Artigo publicado no Boletim da Associação Portuguesa de Killifilia Vol. I, nº5 Set./Out. 1999
 

Por: Alberto Reis

 

O género Epiplatys abrange cerca de 40 espécies até à data que habitam uma razoável superfície da África ocidental que vai do Senegal até ao Zaire. Esta área não se afasta significativamente da ocupada pelo Género Aphyosemion.
 
São peixes não anuais que habitam rios e riachos sem corrente ou com corrente fraca, geralmente com muita vegetação submersa e flutuante. De dimensões típicas entre 5 e 9 centímetros, existe um Epiplatys (há quem considere um novo género: Pseudepliplatys) de grande beleza mas de menor dimensão (até 4 centímetros) e por isso muito delicado: o E. (Pseudep.) annulatus.
 
Os killies deste género foram mantidos em aquário com alguma frequência, tendo tido alguma popularidade há já algumas décadas. O facto de não apresentarem as cores exuberantes dos Aphyosemions e Nothobranchius, nem a beleza das barbatanas de muitas Cynolebias fez com que a sua manutenção entre os killiófilos apresente agora um periodo de menor fulgor. Estas linhas tentarão justificar porque é que são um dos meus géneros preferidos, que tento manter com alguma motivação e devoção.
 
O nome Epiplatys vem do grego e refere-se à fronte plana característica deste peixes e de outros pertencentes ao Género Aplocheilus, que habitam no continente asiático. As semelhanças de morfologia e hábitos entre estes dois géneros fez com que reconhecidos especialistas tais o holandês Ruud Wildekamp os considerem como um género comum.
 
A boca alargada e deslocada para cima, o dorso e o focinho plano mas a terminar em bico denotam uma posição próxima da superfície e uma alimentação baseada em insectos que caem na água. No entanto também poderão alimentar-se de peixes que caibam na sua boca relativamente grande em relação ao tamanho do corpo. Há neste comportamento de predador ocasional e na morfologia algumas semelhanças com um peixe que habita as nossas águas doces e que já tive o privilégio de pescar em Espanha: o lúcio (Esox lucius).
 
O corpo pode apresentar séries longitudinais de pontos muito evidentes em espécies tais como o E. singa e o E. lamottei.
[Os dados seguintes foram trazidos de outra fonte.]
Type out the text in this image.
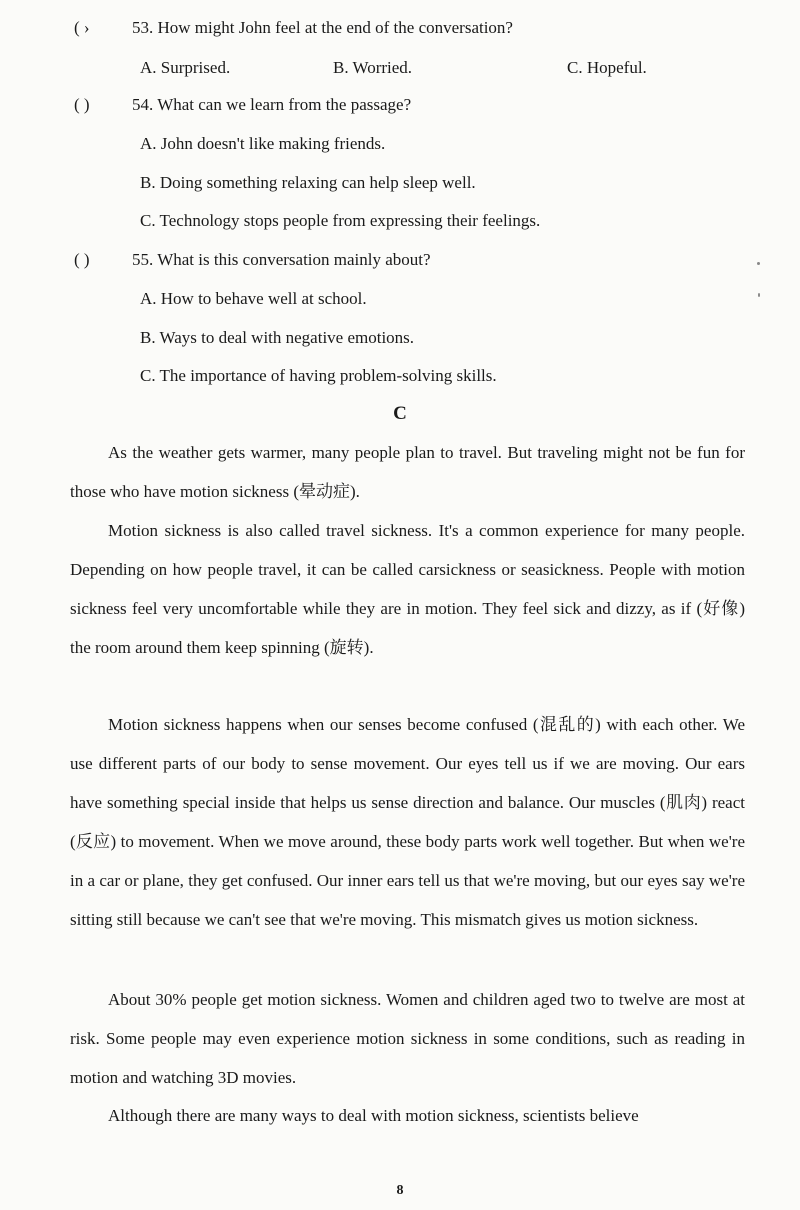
( › 53. How might John feel at the end of the conversation?
A. Surprised.	B. Worried.	C. Hopeful.
( ) 54. What can we learn from the passage?
A. John doesn't like making friends.
B. Doing something relaxing can help sleep well.
C. Technology stops people from expressing their feelings.
( ) 55. What is this conversation mainly about?
A. How to behave well at school.
B. Ways to deal with negative emotions.
C. The importance of having problem-solving skills.
C
As the weather gets warmer, many people plan to travel. But traveling might not be fun for those who have motion sickness (晕动症).
Motion sickness is also called travel sickness. It's a common experience for many people. Depending on how people travel, it can be called carsickness or seasickness. People with motion sickness feel very uncomfortable while they are in motion. They feel sick and dizzy, as if (好像) the room around them keep spinning (旋转).
Motion sickness happens when our senses become confused (混乱的) with each other. We use different parts of our body to sense movement. Our eyes tell us if we are moving. Our ears have something special inside that helps us sense direction and balance. Our muscles (肌肉) react (反应) to movement. When we move around, these body parts work well together. But when we're in a car or plane, they get confused. Our inner ears tell us that we're moving, but our eyes say we're sitting still because we can't see that we're moving. This mismatch gives us motion sickness.
About 30% people get motion sickness. Women and children aged two to twelve are most at risk. Some people may even experience motion sickness in some conditions, such as reading in motion and watching 3D movies.
Although there are many ways to deal with motion sickness, scientists believe
8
Podem apresentar riscas verticais escuras em número variável (2 no grupo bifasciatus, 6 no grupo sexfasciatus e mais do que 6 no caso do grupo multifasciatus).
 
Na minha opinião os Epiplatys mais atraentes pertencem às seguintes espécies: annulatus, boulengeri, callipteron, chaperi, guineensis, lamottei, olbrechtsi, tototaensis e zimiensis.
 
O dimorfismo sexual é pouco marcado comparativamente com outros killies. Os machos atingem maior tamanho e cores um pouco mais intensas e contrastadas. Muitas vezes, nos machos há um alargamento dos raios intermédios da barbatana caudal, que chegam a formar uma pequena espada ou apêndice.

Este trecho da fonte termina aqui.